8 Responses to “Who Left the Mayo–and My Character’s Deep, Dark Secret–Out in the Sun?”

  1. Nikki
    June 1st, 2010 at 1:36 am

    I’m with you Joe! I think that most book reviews reveal too much — they are often a synopsis of the book rather than what types of things the reader liked (or didn’t).
    If I DVR a tv show or sports event I go to great lengths to avoid the tvs at work, newspaper scores etc :-)

  2. Lynn
    June 1st, 2010 at 7:24 am

    Okay, showing my level of culture here, but every time the radio station I have on my desk radio at work started talking about American Idol, I had to turn it down so it didn’t spoil my watching the DVR’d show later in the week. But it’s everywhere.

    I remember watching John Denver’s first television show. When I went to school the next day you would have thought I went to a live concert. If DVR’s had been invented back then, I would have been a spoiler addict.

  3. Joe
    June 1st, 2010 at 8:48 am

    Hi Nikki! Most of the stuff I read is pretty obscure, so spoilers aren’t an issue. But when the last Harry Potter book hit the shelves, I did self-impose a media blackout. It lasted from the book’s release date, until I turned the last page. So yup, I’m right there with you.

    Lynn, I hadn’t even thought about Idol! That one would be tough to dodge. Every radio station in the land issues Idol recaps like they’re weather reports.

    Okay, all. I’m taking a gaggle of kids to the zoo today. Chat with you when I make it back. Wish us luck!

  4. Elizabeth
    June 1st, 2010 at 12:31 pm

    Can I just say I still don’t know how Lost ended? That’s how good I am at being oblivious.

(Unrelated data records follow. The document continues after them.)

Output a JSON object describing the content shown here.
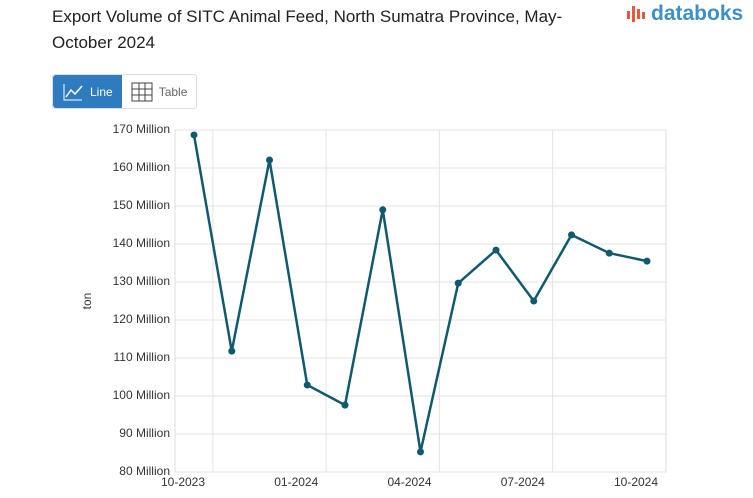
{
  "brand": "databoks",
  "view_buttons": [
    "Line",
    "Table"
  ],
  "chart_data": {
    "type": "line",
    "title": "Export Volume of SITC Animal Feed, North Sumatra Province, May-October 2024",
    "y_label": "ton",
    "categories": [
      "10-2023",
      null,
      null,
      "01-2024",
      null,
      null,
      "04-2024",
      null,
      null,
      "07-2024",
      null,
      null,
      "10-2024"
    ],
    "series": [
      {
        "name": "ton",
        "color": "#0f5a6c",
        "values": [
          168700000,
          111800000,
          162100000,
          102900000,
          97600000,
          149000000,
          85300000,
          129700000,
          138400000,
          125000000,
          142400000,
          137600000,
          135500000
        ]
      }
    ],
    "ylim": [
      80000000,
      170000000
    ],
    "yticks": [
      {
        "value": 80000000,
        "label": "80 Million"
      },
      {
        "value": 90000000,
        "label": "90 Million"
      },
      {
        "value": 100000000,
        "label": "100 Million"
      },
      {
        "value": 110000000,
        "label": "110 Million"
      },
      {
        "value": 120000000,
        "label": "120 Million"
      },
      {
        "value": 130000000,
        "label": "130 Million"
      },
      {
        "value": 140000000,
        "label": "140 Million"
      },
      {
        "value": 150000000,
        "label": "150 Million"
      },
      {
        "value": 160000000,
        "label": "160 Million"
      },
      {
        "value": 170000000,
        "label": "170 Million"
      }
    ],
    "grid": true
  }
}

    Wait. That didn’t sound good…

  5. Elizabeth
    June 1st, 2010 at 12:32 pm

    And before anyone tells me…I WANT to be oblivious. I’m only on season 5 right now. So shhhhh!!!!

  6. Shel
    June 1st, 2010 at 2:57 pm

    I had a friend reveal an important plot point to the new Jim Butcher book on a book discussion forum, before everyone had finished the book. Poor guy, he didn’t mean to, he was half asleep at the time, and thought everyone there had already read the book, not realizing that the chat archives everything and people go back and read it to catch up on conversations they missed. I felt sorry for both him AND the other readers!

  7. Joe
    June 1st, 2010 at 5:14 pm

    Elizabeth,

    I’ve never seen an episode, but I saw a lot of post-finale coverage, and it made me cringe for folks who’d recorded it to watch later. In this instance, being oblivious to the entire show made me spoiler-immune. I had no idea what they were talking about.

  8. Joe
    June 1st, 2010 at 5:19 pm

    Shel,

    Ouch. My son knows the house spoiler policy, but he’s still young enough that he’s revealed plot points unknowingly. During the school year, we were reading an Alex Rider book, and he mentioned a scene about 150-pages into the story. It revealed a lot more than he thought. When I explained why he shouldn’t tell his friends what he told me, he cringed. Bet your friend felt the same way!